Lawmakers push to close “loophole” after New Hope used city ordinance to shut down state-licensed group homes

Lawmakers push to close “loophole” after New Hope used city ordinance to shut down state-licensed group homes

Lawmakers push to close “loophole” after New Hope used city ordinance to shut down state-licensed group homes

Lawmakers are aiming to close a loophole in state law that they said allowed a suburban city to shut down state-licensed group homes, effectively evicting individuals diagnosed with mental illnesses and other disabilities.

The City of New Hope revoked the rental licenses of two group homes last year for “disorderly behavior” violations even though the care facilities were regulated by the Minnesota Department of Human Services.

The tactic — first exposed by 5 INVESTIGATES — drew outrage from lawmakers, mental health advocates and experts on housing and disability laws.

The city defended its enforcement of the rental ordinance, which recently survived a legal challenge.

But Sen. John Hoffman (DFL-Champlin) said the city exploited a “loophole” that could create a slippery slope for people with disabilities. 

Hoffman will hold a hearing on a bill this summer that he said would require cities to follow clear guidelines before taking any action against a state-licensed care facility.

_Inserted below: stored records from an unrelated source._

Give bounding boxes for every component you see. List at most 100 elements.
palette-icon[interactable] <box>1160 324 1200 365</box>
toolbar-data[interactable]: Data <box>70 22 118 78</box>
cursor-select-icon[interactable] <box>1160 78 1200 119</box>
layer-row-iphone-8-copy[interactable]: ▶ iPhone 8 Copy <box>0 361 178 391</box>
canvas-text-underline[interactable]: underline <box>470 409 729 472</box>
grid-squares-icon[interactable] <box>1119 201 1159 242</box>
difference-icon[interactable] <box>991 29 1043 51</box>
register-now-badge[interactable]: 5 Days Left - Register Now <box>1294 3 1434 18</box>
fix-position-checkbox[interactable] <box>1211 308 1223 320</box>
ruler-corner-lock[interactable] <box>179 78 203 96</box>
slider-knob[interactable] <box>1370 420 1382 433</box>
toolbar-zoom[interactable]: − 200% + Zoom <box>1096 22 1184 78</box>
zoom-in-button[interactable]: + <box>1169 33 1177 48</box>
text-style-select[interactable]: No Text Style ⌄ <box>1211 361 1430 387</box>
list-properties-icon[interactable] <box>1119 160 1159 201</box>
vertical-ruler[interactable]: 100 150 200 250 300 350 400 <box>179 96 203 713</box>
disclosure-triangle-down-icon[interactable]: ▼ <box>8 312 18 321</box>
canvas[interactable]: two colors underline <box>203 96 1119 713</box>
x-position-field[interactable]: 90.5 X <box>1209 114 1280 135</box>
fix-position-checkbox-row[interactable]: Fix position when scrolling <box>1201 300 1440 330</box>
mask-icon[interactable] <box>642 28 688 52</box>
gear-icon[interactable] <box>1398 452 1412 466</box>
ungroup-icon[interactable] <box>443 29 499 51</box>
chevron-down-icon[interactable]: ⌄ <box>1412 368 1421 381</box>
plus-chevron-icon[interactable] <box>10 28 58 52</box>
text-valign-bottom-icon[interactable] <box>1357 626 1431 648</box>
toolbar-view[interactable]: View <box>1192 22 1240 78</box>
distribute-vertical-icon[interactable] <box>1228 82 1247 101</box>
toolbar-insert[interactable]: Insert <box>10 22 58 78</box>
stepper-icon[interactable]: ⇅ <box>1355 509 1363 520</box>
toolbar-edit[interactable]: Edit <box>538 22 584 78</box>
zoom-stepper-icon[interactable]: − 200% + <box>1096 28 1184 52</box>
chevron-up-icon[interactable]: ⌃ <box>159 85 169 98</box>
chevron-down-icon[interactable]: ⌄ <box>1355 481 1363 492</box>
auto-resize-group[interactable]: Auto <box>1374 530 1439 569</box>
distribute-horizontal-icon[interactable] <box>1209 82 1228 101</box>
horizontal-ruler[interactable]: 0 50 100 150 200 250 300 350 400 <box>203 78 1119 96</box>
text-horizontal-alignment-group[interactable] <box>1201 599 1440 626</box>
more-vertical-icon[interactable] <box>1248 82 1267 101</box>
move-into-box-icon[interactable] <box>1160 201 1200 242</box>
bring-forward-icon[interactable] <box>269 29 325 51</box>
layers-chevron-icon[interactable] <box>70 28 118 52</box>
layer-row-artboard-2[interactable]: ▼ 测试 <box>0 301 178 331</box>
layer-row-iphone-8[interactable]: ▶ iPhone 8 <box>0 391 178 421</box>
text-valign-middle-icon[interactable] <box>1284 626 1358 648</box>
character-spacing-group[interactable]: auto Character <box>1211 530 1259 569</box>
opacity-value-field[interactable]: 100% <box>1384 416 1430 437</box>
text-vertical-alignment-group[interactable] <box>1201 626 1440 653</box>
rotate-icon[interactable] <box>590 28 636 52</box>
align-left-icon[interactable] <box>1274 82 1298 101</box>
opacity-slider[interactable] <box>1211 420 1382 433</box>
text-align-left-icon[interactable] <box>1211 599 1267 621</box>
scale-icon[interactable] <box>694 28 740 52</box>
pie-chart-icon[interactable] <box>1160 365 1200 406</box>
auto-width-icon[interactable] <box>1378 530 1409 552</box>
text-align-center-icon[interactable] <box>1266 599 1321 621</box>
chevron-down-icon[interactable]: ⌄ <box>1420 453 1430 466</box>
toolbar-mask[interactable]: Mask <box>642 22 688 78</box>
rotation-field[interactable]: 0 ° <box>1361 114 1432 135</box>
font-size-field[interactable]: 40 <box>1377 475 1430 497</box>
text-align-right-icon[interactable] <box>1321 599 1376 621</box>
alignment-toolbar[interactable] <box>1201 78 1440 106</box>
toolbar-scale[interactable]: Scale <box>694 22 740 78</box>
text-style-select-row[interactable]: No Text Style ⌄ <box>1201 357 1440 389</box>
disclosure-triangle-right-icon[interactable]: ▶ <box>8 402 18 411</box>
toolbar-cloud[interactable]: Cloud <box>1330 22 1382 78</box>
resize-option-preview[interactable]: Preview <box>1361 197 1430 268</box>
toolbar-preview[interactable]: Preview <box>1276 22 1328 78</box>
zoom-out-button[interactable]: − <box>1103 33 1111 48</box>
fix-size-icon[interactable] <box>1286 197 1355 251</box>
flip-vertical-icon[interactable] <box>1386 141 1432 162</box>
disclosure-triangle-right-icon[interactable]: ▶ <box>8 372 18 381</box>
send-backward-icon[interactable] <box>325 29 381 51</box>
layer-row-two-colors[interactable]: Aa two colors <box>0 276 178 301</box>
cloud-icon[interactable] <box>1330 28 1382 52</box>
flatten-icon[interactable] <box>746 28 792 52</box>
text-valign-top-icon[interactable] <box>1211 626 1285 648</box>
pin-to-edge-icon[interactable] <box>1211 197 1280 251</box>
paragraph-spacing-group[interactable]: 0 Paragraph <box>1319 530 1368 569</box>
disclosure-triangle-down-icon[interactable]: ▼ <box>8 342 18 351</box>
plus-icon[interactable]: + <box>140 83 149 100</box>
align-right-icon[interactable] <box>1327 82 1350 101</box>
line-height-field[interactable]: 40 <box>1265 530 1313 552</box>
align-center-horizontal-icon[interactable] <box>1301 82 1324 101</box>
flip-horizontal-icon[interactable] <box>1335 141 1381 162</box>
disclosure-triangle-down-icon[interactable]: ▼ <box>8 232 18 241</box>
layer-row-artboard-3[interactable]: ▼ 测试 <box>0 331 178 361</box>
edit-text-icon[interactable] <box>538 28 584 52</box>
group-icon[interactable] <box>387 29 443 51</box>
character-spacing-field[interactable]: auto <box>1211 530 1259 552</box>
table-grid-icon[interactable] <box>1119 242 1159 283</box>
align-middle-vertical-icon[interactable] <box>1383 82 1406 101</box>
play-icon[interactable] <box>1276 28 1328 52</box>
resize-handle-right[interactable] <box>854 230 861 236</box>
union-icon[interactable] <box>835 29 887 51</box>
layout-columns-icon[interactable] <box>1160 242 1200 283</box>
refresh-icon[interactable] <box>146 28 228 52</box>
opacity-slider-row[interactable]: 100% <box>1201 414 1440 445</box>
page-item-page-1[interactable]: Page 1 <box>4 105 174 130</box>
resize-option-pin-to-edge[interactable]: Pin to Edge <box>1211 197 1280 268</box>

Under the legislation, a city would first need to notify state agencies that license and regulate the facility. The bill specifies that the city must also alert “interested parties” who are responsible for the care of the individuals who would be affected by the closure.

“What we’re trying to do here is protecting the rights of an individual with a disability to live and be in the community,” Hoffman said in a recent interview.

Non-violent violations

City leaders argued they needed to revoke the rental licenses from the two care facilities to protect the safety of the residents and the surrounding community.

They pointed to neighbor complaints and the number of times police were called to those locations.

A 5 INVESTIGATES review of police and city records revealed the violations involved a resident making unwelcome comments to a neighbor, a disturbance between two residents and a drug overdose death.

Legal experts questioned why the city took such drastic steps over non-violent incidents.

“If there was, like, gunfire and violent activities… I get that,” Lawrence McDonough, a nationally-recognized housing attorney, told 5 INVESTIGATES last year.

McDonough also suggested that it could qualify as housing discrimination because of comments made by a city council member before the group homes were shut down.

‘Not everyone can live next door.

In October, Council Member Jonathon London said the state should go back to putting people with disabilities in non-residential settings such as hospitals because “not everyone can live next door.”

Those comments became the centerpiece of a discrimination lawsuit, filed by the group home provider against the city of New Hope earlier this year.

The lawsuit also argued the city overstepped its authority and “took conscious efforts to interfere with State-licensed and State-regulated activities.” 

Last month, a Hennepin County judge dismissed the case, saying the provider didn’t prove that “the City’s actions were motivated by discrimination.” 

In a statement, the city said the judge’s decision “supports the conclusion that the city followed the law when acting to meet the needs of its residents.

Hoffman said that is why the law now needs to change.

“At the end of the day, what we’re doing for people on behalf of people with disabilities, on behalf of our community, should really be what drives this conversation,” Hoffman said.